上方落語家・桂ざこばさん(昨年6月死去、享年76)の弟子で、3月に同時襲名披露する桂ひろば、桂ちょうば、桂そうばの3人が15日、大阪市北区の報知新聞大阪本社を報告のために訪れた。
ひろば(2000年入門)は「2代目桂力造(りきぞう)」、ちょうば(01年入門)は「4代目桂米之助(よねのすけ)」、そうば(05年入門)は「2代目桂惣兵衛(そうべえ)」を、それぞれ襲名する。

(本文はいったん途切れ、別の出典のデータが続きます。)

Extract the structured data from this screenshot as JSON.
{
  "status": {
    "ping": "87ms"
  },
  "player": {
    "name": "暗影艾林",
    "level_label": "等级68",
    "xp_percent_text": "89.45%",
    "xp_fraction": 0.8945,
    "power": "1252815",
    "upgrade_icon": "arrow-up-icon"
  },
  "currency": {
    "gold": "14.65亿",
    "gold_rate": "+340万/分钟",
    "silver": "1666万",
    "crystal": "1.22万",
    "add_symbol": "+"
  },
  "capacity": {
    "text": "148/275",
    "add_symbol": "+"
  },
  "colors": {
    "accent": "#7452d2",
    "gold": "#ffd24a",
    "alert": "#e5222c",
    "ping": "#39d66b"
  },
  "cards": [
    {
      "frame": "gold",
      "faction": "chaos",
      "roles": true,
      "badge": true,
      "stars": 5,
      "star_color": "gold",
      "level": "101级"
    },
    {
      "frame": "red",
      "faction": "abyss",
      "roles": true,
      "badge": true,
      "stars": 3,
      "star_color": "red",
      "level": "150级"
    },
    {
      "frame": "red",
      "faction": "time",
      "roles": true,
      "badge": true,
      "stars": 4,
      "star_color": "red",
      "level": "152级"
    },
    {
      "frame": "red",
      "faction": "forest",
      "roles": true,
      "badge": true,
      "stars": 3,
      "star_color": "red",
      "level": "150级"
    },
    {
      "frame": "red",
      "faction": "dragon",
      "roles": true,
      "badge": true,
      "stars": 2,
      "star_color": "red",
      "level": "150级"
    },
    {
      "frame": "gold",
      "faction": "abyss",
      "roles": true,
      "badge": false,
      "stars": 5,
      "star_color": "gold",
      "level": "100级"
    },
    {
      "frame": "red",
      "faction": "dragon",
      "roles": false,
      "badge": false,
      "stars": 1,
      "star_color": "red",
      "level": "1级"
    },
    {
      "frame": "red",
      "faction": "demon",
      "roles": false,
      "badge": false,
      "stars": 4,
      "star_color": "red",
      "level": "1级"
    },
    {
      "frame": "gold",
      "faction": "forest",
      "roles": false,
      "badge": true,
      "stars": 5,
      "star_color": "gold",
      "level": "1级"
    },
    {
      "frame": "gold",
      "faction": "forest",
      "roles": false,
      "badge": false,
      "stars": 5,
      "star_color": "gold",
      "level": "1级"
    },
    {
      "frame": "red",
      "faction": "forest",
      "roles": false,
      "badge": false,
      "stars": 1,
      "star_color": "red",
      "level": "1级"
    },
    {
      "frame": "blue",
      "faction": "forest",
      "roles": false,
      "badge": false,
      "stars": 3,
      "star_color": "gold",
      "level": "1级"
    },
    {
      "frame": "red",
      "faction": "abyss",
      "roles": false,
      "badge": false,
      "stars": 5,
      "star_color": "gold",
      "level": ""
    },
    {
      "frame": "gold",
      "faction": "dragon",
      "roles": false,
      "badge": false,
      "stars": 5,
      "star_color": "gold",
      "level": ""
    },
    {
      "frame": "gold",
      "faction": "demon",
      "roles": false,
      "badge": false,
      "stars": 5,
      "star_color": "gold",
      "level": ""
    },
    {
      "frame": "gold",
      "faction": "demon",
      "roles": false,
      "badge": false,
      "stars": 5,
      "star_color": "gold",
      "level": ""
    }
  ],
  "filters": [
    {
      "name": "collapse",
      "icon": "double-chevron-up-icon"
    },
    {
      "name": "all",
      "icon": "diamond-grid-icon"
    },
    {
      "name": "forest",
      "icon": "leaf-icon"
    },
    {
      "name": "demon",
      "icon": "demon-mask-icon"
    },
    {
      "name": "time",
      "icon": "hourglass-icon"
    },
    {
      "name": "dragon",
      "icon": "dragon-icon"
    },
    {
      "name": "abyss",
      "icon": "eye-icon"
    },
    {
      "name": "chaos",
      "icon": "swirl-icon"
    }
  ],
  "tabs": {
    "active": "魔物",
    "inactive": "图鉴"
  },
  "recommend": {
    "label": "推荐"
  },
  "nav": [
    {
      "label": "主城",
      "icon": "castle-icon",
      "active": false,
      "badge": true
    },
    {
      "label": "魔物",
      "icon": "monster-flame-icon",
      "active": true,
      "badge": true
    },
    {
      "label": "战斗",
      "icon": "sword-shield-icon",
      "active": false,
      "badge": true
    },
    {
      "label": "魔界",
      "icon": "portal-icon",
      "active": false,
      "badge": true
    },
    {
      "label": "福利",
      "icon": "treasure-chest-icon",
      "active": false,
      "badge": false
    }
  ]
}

「力造」は落語家で「桂」を名乗った始祖・桂文治(ぶんじ、1773~1815年)さんの弟子で、約200年ぶりの名跡(みょうせき)復活となる。「惣兵衛」は、その文治さんの本名。先代の「米之助」は、ざこばさんの師匠の人間国宝・桂米朝さん(15年死去、享年89)の兄弟子にあたる。
キャリア最長のひろば改め力造は「披露公演には師匠も出ていただく予定だったので本当に残念。『落語は“気ぃ”や!』という言葉が印象に残っています」と、大きな体格にピッタリの芸名に気合を込めるつもりだ。
ちょうば改め米之助は「先代のご家族が『いつまでも空き名跡にしていられない。縁のある方に継いでもらいたい』とおっしゃられ、タイミングが合いました。師匠には『人生にムダは一つもない。失敗もプラスになる』と教えられた」と日々挑戦の気持ちも受け継ぐ。
そうば改め惣兵衛は「『―ば』で、ざこばの弟子とすぐ分かる。その“焼き印”がなくなるのはさびしいですが、よく言われた『空気の読める落語家』になりたい」と、それぞれ師匠からの学びを高座で表現していく。
3人は入門の年は違うが、偶然にも同じ1978年生まれの46歳。
所属する米朝事務所を代表して、後見人として桂南光、ざこばさんの筆頭弟子・桂塩鯛(しおだい)も来社した。南光は「襲名は2年以上前から、ざこば兄さんと相談していました。それぞれの個性があるので、継ぐ名前は本人たちに任せた。兄さんのイズムが根底にあるので、いい落語家になるのは間違いない」と、さらなる向上を期待した。
兄弟子・塩鯛は「一門で名前を変えたのは僕だけだったので、めでたい。一丸となって前進していきたい」と喜んだ。
襲名披露公演は3月20日、米朝一門の“本拠地”のサンケイホールブリーゼ(大阪・梅田)で開催され、桂米団治、上方落語協会会長・笑福亭仁智も口上に並ぶ。